On warm, summer nights, kids might ask their parents to let them sleep under the stars.
They’ll set up a tent, snuggle into their sleeping bags and tell ghost stories all night long. And if they get too cold or feel that the ground is too hard, they’ll just find their way back to their comfy beds. But this is not the case with the industrious 14-year-old Shogo Kasai; he built his very own Jomon period (10,000 BC to 400 BC), Japanese pit house out of bamboo and rice straw, and intends to live in it for a few weeks at a time!
Kasai already spent a night in his humble abode last October, sleeping on what he calls a comfortable straw mat for a bed. He even got a charcoal fire going inside the 2.5-m-high, 4-m-in-diameter hut to make himself an authentic Jomon-style dinner. Naturally, the next step is for him to leave his current home and live in his backyard pit house for weeks at a time, cooking and making his own Jomon period clothing.
Jomon-era pit dwellings at Kabayama
Early Jomon-period pit houses were circular, like the one Kasai built. After a hole in the ground is dug out, wooden pillars are placed in the pit as supports and a thatched roof is bundled on top. Kabayama and the Sannai Maruyama sites are excellent examples of preserved Jomon communities.

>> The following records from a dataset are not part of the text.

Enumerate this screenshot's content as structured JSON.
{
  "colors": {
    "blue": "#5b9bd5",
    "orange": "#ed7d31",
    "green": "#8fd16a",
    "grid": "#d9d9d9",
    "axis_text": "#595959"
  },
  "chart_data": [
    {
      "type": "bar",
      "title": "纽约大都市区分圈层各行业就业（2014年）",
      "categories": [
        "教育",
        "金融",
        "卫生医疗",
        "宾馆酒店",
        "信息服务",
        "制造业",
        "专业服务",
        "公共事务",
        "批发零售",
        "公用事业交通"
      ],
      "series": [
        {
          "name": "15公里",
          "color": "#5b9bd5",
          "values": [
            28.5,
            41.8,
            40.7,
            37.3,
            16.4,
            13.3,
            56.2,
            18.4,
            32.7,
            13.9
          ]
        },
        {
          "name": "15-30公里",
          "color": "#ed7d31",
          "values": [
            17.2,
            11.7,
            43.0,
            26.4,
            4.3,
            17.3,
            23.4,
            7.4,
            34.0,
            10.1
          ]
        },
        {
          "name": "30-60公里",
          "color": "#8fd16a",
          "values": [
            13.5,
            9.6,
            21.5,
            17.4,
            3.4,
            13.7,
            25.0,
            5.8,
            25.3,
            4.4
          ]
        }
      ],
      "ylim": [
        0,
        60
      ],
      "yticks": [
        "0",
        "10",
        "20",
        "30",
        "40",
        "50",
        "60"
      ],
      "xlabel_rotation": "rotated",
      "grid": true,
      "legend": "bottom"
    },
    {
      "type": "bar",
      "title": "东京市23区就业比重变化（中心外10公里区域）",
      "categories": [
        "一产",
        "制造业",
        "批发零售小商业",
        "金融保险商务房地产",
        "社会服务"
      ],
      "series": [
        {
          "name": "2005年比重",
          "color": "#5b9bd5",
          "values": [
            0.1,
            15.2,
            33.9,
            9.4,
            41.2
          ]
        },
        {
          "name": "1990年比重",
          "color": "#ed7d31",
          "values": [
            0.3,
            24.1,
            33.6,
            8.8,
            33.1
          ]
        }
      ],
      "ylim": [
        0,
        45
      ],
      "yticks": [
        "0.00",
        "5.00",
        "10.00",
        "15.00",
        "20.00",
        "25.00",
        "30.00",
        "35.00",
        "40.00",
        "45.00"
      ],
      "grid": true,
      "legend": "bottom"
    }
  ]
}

Fire pit inside a Jomon-era pit dwelling at Kabayama
Fascinated by archaeology, Kasai sought advice from museum officials and pored over books in order to re-create this ancient Japanese building style. He wants to be an archaeologist when he grows up, and he’s well on his way, earning the top prize at the local museum last year for a report he wrote about pit dwelling construction.